Erdoğan's last-minute demands scuppered Brunson deal - FT
The current breakdown in U.S.-Turkish relations is the result of a failed deal for the release of U.S. citizens that broke down when Turkish President Recep Tayyip Erdoğan demanded additional concessions at the last minute, reported journalist Katrina Manson in a Financial Times article.
U.S. officials had worked for months on a deal to resolve several of the issues fueling tensions with Turkey, including the U.S. support for Syrian-Kurdish militant groups opposed to Turkey and the Turkish imprisonment of as many as 20 U.S. citizens and employees, Manson wrote.
The officials had been in touch with several Turkish intermediaries who had sought a rapprochement with the United States since last December, according to the FT article.
Talks were conducted with input from Matthew Bryza, a former U.S. diplomat resident in Turkey, and Ali Ihsan Arslan, a politician with ties to Erdoğan, Manson quoted three people familiar with the matter as saying.
The negotiated deal had reportedly reached a stage where U.S. officials were on standby with a passport and flight tickets to the United States for Andrew Brunson, the U.S. pastor imprisoned on terror and espionage charges in Turkey whose case has become the focus of U.S.-Turkish relations.

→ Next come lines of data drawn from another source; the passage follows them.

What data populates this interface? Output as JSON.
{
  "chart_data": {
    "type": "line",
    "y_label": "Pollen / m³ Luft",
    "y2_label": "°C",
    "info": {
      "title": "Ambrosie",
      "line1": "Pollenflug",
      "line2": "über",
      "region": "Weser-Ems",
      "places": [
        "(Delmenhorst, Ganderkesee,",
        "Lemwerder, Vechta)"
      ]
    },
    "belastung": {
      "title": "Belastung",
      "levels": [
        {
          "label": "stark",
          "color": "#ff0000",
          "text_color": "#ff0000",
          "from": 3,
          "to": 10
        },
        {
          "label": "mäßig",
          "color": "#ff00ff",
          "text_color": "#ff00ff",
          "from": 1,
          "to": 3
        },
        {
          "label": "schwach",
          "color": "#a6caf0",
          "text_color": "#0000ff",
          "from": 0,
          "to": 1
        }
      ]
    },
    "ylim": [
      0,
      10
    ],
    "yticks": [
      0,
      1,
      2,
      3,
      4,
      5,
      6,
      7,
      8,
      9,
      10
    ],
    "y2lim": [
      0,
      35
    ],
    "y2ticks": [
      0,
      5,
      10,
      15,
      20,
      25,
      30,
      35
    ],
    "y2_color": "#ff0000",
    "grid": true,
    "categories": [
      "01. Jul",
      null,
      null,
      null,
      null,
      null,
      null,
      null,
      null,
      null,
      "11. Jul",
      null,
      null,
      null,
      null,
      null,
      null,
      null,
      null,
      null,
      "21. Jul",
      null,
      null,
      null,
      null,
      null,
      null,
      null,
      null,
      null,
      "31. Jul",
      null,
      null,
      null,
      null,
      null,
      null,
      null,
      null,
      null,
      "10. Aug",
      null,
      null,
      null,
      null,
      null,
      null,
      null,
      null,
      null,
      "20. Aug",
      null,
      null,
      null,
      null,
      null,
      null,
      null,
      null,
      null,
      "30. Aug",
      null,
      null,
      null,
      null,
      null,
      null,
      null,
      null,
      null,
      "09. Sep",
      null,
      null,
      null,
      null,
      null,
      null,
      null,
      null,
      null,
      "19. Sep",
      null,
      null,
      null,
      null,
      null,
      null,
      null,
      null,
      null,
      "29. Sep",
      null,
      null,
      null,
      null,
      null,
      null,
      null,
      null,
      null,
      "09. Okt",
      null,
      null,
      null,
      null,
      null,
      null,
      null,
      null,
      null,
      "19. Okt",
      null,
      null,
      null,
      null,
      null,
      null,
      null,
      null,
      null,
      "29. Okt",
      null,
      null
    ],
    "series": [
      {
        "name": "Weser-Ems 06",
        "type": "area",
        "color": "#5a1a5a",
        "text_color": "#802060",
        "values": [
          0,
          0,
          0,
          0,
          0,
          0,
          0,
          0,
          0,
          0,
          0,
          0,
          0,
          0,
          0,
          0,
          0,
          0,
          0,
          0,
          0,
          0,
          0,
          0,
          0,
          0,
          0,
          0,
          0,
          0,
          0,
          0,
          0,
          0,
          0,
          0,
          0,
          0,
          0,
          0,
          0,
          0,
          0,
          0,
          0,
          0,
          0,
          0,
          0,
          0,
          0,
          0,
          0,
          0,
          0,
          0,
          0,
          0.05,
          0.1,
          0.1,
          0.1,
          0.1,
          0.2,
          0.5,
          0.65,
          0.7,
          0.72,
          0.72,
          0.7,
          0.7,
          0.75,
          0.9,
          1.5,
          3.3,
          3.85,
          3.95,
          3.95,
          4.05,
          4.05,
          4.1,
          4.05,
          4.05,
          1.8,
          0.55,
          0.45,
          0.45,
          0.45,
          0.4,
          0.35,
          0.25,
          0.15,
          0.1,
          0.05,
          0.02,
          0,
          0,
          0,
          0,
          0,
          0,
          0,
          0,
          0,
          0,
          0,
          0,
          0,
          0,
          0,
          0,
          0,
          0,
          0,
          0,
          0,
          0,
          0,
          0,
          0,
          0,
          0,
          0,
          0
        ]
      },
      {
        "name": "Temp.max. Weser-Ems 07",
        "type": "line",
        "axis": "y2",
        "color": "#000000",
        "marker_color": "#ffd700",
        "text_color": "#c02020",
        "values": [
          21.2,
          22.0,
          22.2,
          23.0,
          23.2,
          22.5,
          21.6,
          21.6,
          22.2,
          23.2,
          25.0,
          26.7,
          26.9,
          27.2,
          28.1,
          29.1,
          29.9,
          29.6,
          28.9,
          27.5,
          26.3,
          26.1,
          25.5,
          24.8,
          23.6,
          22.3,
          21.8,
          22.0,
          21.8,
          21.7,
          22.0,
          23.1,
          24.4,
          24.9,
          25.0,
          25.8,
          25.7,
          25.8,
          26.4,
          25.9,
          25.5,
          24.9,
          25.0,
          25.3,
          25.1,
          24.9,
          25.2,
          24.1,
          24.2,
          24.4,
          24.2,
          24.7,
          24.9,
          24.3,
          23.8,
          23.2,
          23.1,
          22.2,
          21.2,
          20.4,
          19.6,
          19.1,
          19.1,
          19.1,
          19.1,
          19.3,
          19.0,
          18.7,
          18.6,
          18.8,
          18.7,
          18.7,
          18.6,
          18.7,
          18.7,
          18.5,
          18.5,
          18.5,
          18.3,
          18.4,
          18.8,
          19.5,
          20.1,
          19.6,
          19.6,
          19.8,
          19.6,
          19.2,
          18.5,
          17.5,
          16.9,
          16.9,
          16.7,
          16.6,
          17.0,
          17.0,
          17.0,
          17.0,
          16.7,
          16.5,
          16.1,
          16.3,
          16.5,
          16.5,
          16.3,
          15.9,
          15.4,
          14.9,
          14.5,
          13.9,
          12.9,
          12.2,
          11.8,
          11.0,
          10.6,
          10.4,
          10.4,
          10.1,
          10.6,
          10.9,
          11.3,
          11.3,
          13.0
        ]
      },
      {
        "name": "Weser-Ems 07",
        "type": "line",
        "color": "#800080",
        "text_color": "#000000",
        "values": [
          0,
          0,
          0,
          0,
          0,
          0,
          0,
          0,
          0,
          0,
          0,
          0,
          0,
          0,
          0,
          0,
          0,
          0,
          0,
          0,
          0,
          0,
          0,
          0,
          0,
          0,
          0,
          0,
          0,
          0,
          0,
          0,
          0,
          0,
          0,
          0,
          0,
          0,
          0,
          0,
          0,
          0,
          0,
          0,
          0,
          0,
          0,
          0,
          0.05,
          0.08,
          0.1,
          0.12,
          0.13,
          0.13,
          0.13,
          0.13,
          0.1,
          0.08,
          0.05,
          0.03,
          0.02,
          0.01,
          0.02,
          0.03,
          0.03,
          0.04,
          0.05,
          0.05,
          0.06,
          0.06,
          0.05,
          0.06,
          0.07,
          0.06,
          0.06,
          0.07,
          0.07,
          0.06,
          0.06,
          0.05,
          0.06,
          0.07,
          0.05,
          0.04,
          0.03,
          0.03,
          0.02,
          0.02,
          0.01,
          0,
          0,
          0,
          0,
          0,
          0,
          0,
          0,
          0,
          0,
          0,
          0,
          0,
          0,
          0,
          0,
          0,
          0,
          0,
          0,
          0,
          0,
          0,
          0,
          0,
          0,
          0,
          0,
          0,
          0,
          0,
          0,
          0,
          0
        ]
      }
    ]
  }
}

However, the deal broke down at the last minute when Erdoğan asked the United States to drop its expected fine on Halkbank, the Turkish state-run bank at the centre of a $1bn Iran sanction-breaking scheme that the bank’s executive, Mehmet Hakan Atilla, received a 32-month jail sentence for in January.
“(U.S. President Donald) Trump took personal offence over the case after he personally intervened to secure the release of a Turkish woman held in Israel, and he supported an investigation on home soil into whether the US should extradite Fethullah Gulen, the Pennsylvania-based cleric who Ankara holds responsible for a coup attempt in 2016,” Manson wrote.
The deal’s breakdown saw Brunson sent to house arrest rather than returned home, while Atilla also lost his chance to return home. High-level U.S. officials including attorney general Jeff Sessions had agreed to return Atilla to Turkey to serve the rest of his sentence, Manson’s article revealed.
Since the deal’s breakdown, U.S.-Turkish relations have taken a considerable downturn, with the two presidents engaged in a war of words and tit-for-tat tariff hikes.
The Turkish lira took a severe hit from the tensions, dropping to a record low on Monday morning of 7.2 to the dollar and sparking fears of a contagious currency crisis.